Sur un territoire fait d’argile, un fleuve hypnotique s’écoule dans l’âge brisé, les ténèbres s’envolent, se rapprochent d’un esprit universel dans les confins de l’art. Andreï Roublev raconte la vie d’un artiste à travers la Russie tourmentée du Moyen Age, qui sur son chemin croise secrets et mensonges, au bord d’un océan de solitude. Ici, pour son second film après L’enfance d’Ivan, Andreï Tarkovski s’approche des chemins obscurs et observe se dresser une beauté insaisissable, celle de la trace de l’homme.
La Russie médiévale y est décrite comme froide, instable, pleine d’ombres, de villages sinistres et d’un brouillard aveuglant, peuplée de pauvres paysans vulnérables face aux Tatars qui ravagent les campagnes sur leur passage. Chaque épisode de la vie de Roublev aide à définir son identité, sa personnalité ; lâche comme quand il va détourner le regard alors qu’une femme qui la veille lui avait sauvé la vie se fait malmener, héros quand il tue un attaquant qui allait violer une handicapée mentale, ou bien observateur de son temps comme avec cette fabrication dans le silence d’une cloche d’église détenue par un jeune homme qui ne sait pas cacher ses mensonges. Le tout dans une atmosphère glaciale qui ressemble à une soufrière, aboutissement des esprits, poésie sidérale, esthétique astrale.

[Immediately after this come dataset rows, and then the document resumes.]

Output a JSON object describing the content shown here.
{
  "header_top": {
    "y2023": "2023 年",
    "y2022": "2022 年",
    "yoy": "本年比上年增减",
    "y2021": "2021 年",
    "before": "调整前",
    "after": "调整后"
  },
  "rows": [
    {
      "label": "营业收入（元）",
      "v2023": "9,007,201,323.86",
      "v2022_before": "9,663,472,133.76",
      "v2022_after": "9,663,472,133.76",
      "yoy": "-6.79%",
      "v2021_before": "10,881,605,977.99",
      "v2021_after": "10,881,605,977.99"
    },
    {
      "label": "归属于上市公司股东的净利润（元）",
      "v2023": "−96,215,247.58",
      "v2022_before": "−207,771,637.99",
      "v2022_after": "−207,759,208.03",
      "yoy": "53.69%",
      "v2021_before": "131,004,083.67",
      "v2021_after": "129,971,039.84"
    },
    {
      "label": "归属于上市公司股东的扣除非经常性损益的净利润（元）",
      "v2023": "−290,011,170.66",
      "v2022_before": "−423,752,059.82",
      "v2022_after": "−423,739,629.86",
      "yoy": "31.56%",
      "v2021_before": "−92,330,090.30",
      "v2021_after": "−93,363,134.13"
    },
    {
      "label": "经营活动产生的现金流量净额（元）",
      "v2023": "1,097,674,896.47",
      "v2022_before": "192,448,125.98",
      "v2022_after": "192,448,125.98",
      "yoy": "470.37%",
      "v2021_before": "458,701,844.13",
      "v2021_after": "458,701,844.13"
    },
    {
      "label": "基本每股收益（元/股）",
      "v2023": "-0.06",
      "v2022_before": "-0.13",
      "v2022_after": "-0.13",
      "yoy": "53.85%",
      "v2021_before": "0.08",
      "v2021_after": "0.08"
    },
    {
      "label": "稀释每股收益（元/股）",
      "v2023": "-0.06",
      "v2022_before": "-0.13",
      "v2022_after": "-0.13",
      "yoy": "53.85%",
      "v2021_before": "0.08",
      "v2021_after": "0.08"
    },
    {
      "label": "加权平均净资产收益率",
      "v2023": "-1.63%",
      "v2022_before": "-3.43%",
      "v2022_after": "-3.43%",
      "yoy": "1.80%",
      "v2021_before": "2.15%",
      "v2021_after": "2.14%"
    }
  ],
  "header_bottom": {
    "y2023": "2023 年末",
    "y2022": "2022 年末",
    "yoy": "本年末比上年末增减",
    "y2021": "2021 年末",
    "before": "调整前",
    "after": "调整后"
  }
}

Andreï Roublev est entêtant et s’incruste dans votre esprit pour ne plus y ressortir. Tarkovski a vite fait d’installer une atmosphère prenante et complexe, l’étirant tellement qu’elle en devient parfois indéchiffrable, mais aussi en la sublimant sous la froideur de certaine séquence. Tout ici symbolise les tournants intérieurs de Roublev : l’image, le son, les cadres… Et tout y est magnifique.
Andreï Roublev, le personnage, n’est au final qu’un instrument de Dieu dans le film ; et Andreï Roublev, le film, fait de nous les instruments d’Andreï Tarkovski. Le réalisateur russe ne nous prend pas par la main en nous faisant savourer une limpide fresque historique. Il nous plonge dans un film épuisant, dans une usine à images, une centrale des sons qui peut se révéler cauchemardesque et qui au premier visionnage laisse KO, entre une fascination, tantôt mystique, tantôt intimiste. Aussi contemplatif qu’un Dreyer, aussi spectaculaire qu’un Kurosawa, « Andreï Roublev » reste pour moi un instant de cinéma particulier, sans saveur mais qui pourtant dégage une émotion millimétrée.
Andreï Roublev (Andrey Rublyov en VO), réalisé par Andreï Tarkovski, URSS, 205 minutes, vu en VO
KiwiKarma lui attribue la note de :
En bref
Andreï Roublev est un film unique. A la fois interrogation sur la création et sur la beauté du geste – et plus largement de la condition humaine – les vingt dernières minutes du film l’imposent à elles seules comme un moment de cinéma infini et grandiose.